Only it's a tiny holiday. That has nothing to do with giving presents. And it's not a big decorating holiday, despite how every store tries to encourage the Hanukkah bush or strings of little "Star of David" lights so even Jews can participate in the fun of holiday decorating. Hanukkah has been stolen from us, to make everyone else feel more politically correct. Much like American Christmas has only a passing resemblance to the celebration of the birth of Jesus, this American spectacle of Hanukkah is a completely different beast from that actual holiday with which it shares it's name.

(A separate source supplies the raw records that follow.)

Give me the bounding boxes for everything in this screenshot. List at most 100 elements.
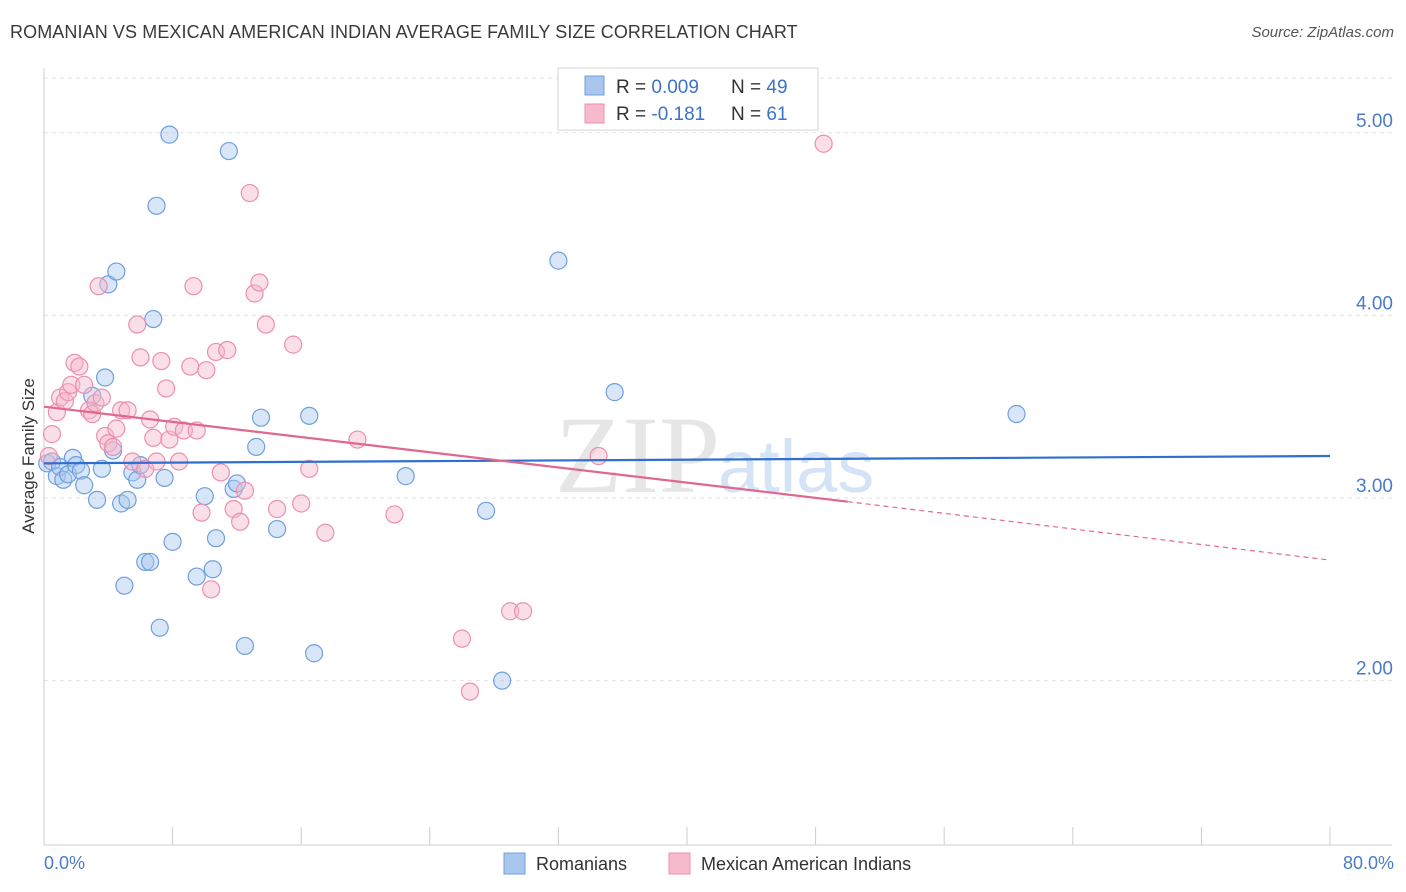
mexican-point-44 (231, 512, 250, 531)
romanian-point-26 (147, 196, 166, 215)
mexican-point-35 (184, 277, 203, 296)
romanian-point-18 (115, 576, 134, 595)
mexican-point-39 (202, 580, 221, 599)
watermark-atlas: atlas (718, 425, 874, 508)
trend-line-romanians (43, 454, 1331, 465)
gridlines (44, 77, 1392, 682)
romanian-point-19 (118, 490, 137, 509)
legend: R = 0.009 N = 49 R = -0.181 N = 61 (557, 67, 819, 131)
mexican-point-14 (92, 388, 111, 407)
romanian-point-30 (163, 532, 182, 551)
mexican-point-29 (157, 379, 176, 398)
romanian-point-38 (235, 636, 255, 656)
romanian-point-35 (219, 141, 238, 161)
mexican-point-51 (284, 335, 303, 354)
mexican-point-38 (197, 361, 216, 380)
bottom-legend-mexican: Mexican American Indians (701, 854, 911, 874)
romanian-point-31 (187, 567, 206, 586)
legend-r-label-mexican: R = (616, 104, 651, 125)
y-tick-label-1: 3.00 (1356, 476, 1393, 497)
legend-n-value-mexican: 61 (766, 104, 787, 125)
y-tick-labels: 2.00 3.00 4.00 5.00 (1356, 111, 1393, 680)
romanian-point-45 (476, 501, 496, 520)
romanian-point-33 (203, 560, 222, 579)
mexican-point-34 (181, 357, 200, 376)
x-tick-label-min: 0.0% (44, 853, 85, 873)
legend-swatch-mexican (584, 103, 605, 124)
bottom-legend-swatch-mexican (668, 852, 691, 875)
mexican-point-6 (62, 375, 81, 394)
romanian-point-29 (160, 125, 179, 144)
y-tick-label-2: 4.00 (1356, 293, 1393, 314)
mexican-american-indians-points (39, 134, 833, 701)
legend-n-value-romanians: 49 (766, 77, 787, 98)
romanian-point-40 (251, 408, 271, 427)
romanian-point-32 (195, 487, 214, 506)
chart-title: ROMANIAN VS MEXICAN AMERICAN INDIAN AVER… (10, 22, 798, 42)
romanian-point-39 (247, 437, 266, 456)
mexican-point-48 (250, 273, 269, 292)
y-tick-label-3: 5.00 (1356, 111, 1393, 132)
mexican-point-27 (147, 452, 166, 471)
mexican-point-1 (42, 425, 62, 444)
romanian-point-4 (54, 470, 73, 489)
romanian-point-28 (155, 468, 174, 488)
romanian-point-34 (206, 529, 226, 548)
trend-line-mexican-extension (847, 501, 1331, 561)
romanian-point-24 (140, 552, 160, 572)
mexican-point-18 (107, 419, 126, 438)
romanian-point-9 (75, 476, 94, 495)
mexican-point-58 (460, 682, 480, 701)
svg-text:R = 0.009: R = 0.009 (616, 77, 699, 98)
romanian-point-11 (87, 490, 107, 509)
mexican-point-47 (245, 284, 264, 303)
mexican-point-8 (70, 357, 89, 376)
romanian-point-13 (95, 368, 115, 387)
romanian-point-42 (300, 406, 319, 425)
legend-r-label-romanians: R = (616, 77, 651, 98)
watermark: ZIP atlas (555, 394, 874, 516)
bottom-legend: Romanians Mexican American Indians (503, 852, 911, 875)
romanian-point-48 (605, 383, 624, 402)
trend-line-mexican (43, 405, 848, 503)
romanian-point-47 (549, 251, 568, 270)
legend-swatch-romanians (584, 75, 605, 96)
mexican-point-33 (174, 421, 193, 440)
mexican-point-50 (267, 499, 287, 519)
mexican-point-40 (206, 342, 226, 362)
mexican-point-22 (128, 315, 147, 334)
mexican-point-61 (589, 446, 608, 466)
mexican-point-62 (814, 134, 833, 153)
legend-n-label-romanians: N = (731, 77, 766, 98)
mexican-point-42 (218, 341, 237, 360)
romanian-point-23 (136, 552, 155, 572)
mexican-point-17 (104, 437, 123, 456)
mexican-point-45 (235, 481, 255, 500)
axes (43, 68, 1392, 846)
mexican-point-60 (513, 602, 533, 621)
mexican-point-23 (131, 348, 150, 367)
mexican-point-13 (89, 277, 108, 296)
mexican-point-20 (118, 401, 137, 420)
romanian-point-46 (493, 671, 512, 690)
legend-n-label-mexican: N = (731, 104, 766, 125)
romanian-point-49 (1007, 404, 1026, 424)
mexican-point-57 (452, 629, 472, 648)
mexican-point-41 (211, 463, 230, 482)
legend-r-value-romanians: 0.009 (651, 77, 699, 98)
mexican-point-0 (39, 446, 58, 466)
romanian-point-43 (304, 644, 324, 663)
mexican-point-54 (316, 523, 335, 542)
romanian-point-16 (107, 262, 126, 281)
x-tick-label-max: 80.0% (1343, 853, 1394, 873)
y-axis-label: Average Family Size (19, 378, 38, 534)
mexican-point-49 (256, 315, 275, 334)
mexican-point-28 (152, 351, 171, 371)
mexican-point-56 (385, 505, 404, 524)
romanian-point-27 (150, 618, 169, 637)
svg-text:N = 49: N = 49 (731, 77, 788, 98)
romanian-point-7 (67, 456, 86, 475)
romanian-point-25 (144, 309, 163, 329)
y-tick-label-0: 2.00 (1356, 659, 1393, 680)
mexican-point-53 (300, 459, 319, 478)
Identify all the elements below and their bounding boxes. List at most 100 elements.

So I've decided to start a movement. I'm taking back Hanukkah. I won't let it be the figurehead for inclusiveness anymore, just because it conveniently falls next to a holiday you were going to deck the malls for anyways. If you want to be culturally sensitive, keep your "Merry Christmas" in December... but in the middle of September next year, tell a Jew you know "Happy Holidays" (or better yet, Happy New Year) We'll be right in the midst of our big, busy holiday season (Rosh Hashana, Yom Kippur, Sukkot, which all fall within a month) and we will be happy to hear it!